JJ Forni - Quando a crise chega sem preparação, e a maioria delas ocorre assim, por culpa da própria gestão que ignorou os sinais, as chamadas “bandeiras vermelhas”, os dirigentes e a Comunicação entram em campo já perdendo. Terão que conter a crise, para a empresa poder se recuperar. O risco de ignorar a crise e adiar ações é ela tomar uma proporção que os dirigentes não possam mais conter. O exemplo recente é a crise da mineradora Samarco. Essa crise é gravíssima. Para complicar, a cada dia a Polícia Federal, o Ministério Público Estadual e até empregados divulgam informações, relatórios e fatos que agravam o cenário. Quando você ignora alertas, por questões de custos, incompetência, indecisão, é muito provável que a crise será extremamente perversa para os resultados e o futuro da organização. Mais ou menos como um doente que vai protelando a ida ao médico e, pior ainda, o tratamento. Quando chega ao médico, haverá um tratamento apenas paliativo, mas não irá curar. Com as organizações funciona assim: empurrar problemas para baixo do tapete, ignorar alertas é abrir as portas para crises graves. Transparência total, humildade e respeito aos “stakeholders” seria a receita ideal.
ASCOM - Quem deve compor um gabinete de crise?
JJ Forni - Um Gabinete de Crise, algumas organizações chamam de Comitê de Crise, Sala de Situação, depende da natureza do negócio e do tipo de organização. Na área pública, um Gabinete de Crise formal precisa ter um Coordenador, que não deve ser o principal gestor. Esse gestor precisa estar conduzindo o “negócio” da organização. O Comitê terá também representantes das áreas Jurídica, Comunicação, gestão de pessoas, segurança e informações (em alguns casos também a Auditoria e o "Compliance"), a área envolvida na crise e, eventualmente, o assessor parlamentar, quando envolver assembleias estaduais ou o Congresso Nacional.

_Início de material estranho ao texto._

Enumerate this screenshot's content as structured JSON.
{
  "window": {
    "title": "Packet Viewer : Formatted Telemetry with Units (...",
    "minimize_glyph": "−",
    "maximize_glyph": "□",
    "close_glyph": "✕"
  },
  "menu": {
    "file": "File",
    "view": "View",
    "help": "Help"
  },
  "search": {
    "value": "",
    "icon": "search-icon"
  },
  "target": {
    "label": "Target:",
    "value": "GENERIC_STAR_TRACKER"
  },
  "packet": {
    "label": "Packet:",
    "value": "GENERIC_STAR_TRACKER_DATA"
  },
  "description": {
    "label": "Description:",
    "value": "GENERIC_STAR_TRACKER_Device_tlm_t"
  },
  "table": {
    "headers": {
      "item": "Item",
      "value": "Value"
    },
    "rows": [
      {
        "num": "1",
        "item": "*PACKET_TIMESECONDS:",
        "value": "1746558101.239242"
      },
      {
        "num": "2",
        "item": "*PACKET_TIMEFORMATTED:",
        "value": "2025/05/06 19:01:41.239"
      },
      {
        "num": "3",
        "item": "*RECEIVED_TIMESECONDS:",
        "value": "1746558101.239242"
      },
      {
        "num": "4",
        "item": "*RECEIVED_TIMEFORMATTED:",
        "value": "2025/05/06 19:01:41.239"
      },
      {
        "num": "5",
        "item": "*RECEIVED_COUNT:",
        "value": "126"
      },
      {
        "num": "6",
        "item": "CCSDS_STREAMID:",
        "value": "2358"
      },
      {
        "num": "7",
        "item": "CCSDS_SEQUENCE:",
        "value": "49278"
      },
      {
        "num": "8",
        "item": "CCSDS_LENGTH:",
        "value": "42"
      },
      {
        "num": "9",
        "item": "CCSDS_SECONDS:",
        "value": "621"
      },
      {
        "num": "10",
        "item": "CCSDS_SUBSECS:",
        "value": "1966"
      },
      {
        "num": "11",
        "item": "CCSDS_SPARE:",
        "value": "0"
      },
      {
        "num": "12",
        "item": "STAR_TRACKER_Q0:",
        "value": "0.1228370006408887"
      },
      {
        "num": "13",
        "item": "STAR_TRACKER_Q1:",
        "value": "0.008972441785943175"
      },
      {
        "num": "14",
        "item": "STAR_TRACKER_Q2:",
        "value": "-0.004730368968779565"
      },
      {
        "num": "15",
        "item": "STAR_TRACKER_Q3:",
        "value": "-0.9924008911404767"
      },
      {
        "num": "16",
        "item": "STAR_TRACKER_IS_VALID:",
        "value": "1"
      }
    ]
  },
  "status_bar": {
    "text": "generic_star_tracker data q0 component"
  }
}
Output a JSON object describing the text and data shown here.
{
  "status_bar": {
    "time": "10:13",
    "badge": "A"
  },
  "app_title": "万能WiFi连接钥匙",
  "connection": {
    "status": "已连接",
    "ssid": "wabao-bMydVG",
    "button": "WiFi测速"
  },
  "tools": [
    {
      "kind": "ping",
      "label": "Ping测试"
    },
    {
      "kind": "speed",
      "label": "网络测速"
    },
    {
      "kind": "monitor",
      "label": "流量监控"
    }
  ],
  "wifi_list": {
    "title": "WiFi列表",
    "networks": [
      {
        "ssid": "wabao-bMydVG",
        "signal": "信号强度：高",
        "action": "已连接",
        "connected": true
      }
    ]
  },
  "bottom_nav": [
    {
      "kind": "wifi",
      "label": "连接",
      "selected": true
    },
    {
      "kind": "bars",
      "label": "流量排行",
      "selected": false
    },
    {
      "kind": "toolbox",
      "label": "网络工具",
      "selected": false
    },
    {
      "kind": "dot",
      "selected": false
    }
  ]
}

Uma empresa de consultoria só entra no Comitê numa fase mais avançada das decisões. Compõe-se de não mais do que 12 pessoas.
ASCOM - A crise reflete não só na imagem como na reputação da instituição. Qual o papel da comunicação tanto para o público interno como externo?
JJ Forni - O papel da Comunicação, como já adiantei, é decisivo. A Comunicação é guardiã da marca e da reputação das organizações. Muitas crises se agravam por omissão ou erros na Comunicação. E não se trata apenas de saber a hora certa de agir; ou fazer um Comunicado de esclarecimento ou ainda coordenar uma entrevista. Essa é a parte formal. Há algo mais importante que é a estratégia que deve ser sugerida ao Comitê de Crise, pela Comunicação, de como a empresa vai se comunicar naquele evento negativo; qual vai ser a forma de explicar a crise; quem vai ser o porta-voz; quando irão falar; que instrumentos utilizar. Essa estratégia pode determinar o êxito ou o fracasso da empresa naquela crise.A comunicação é parte integrante do “staff” de crise ou time, como se prefere dizer. Ela participa de todas as reuniões e de todas as decisões sobre a crise. E sabe tudo o que está acontecendo com a maior transparência possível. Para o público interno, a regra é a mesma: transparência total. O empregado não pode ficar sabendo da crise na empresa pelas redes sociais ou por terceiros. Ou ainda pelos sites de notícias. A estratégia de comunicação com o público externo, numa crise, depende muito da gravidade do evento, do local e das circunstâncias em que ocorreu. Mas o que vale para a mídia, vale para o público externo. Embora a mídia seja apenas um dos vetores que fazem a crise chegar até o cliente, o acionista, fornecedores ou influenciadores.
Você sabia?
Em 2015, o Tribunal Regional do Trabalho da 8ª Região elaborou a Política de Gestão de Riscos (Resolução TRT Nº 31/2015) e o Manual de Gestão de Riscos (Portaria PRESI nº 1068/2015).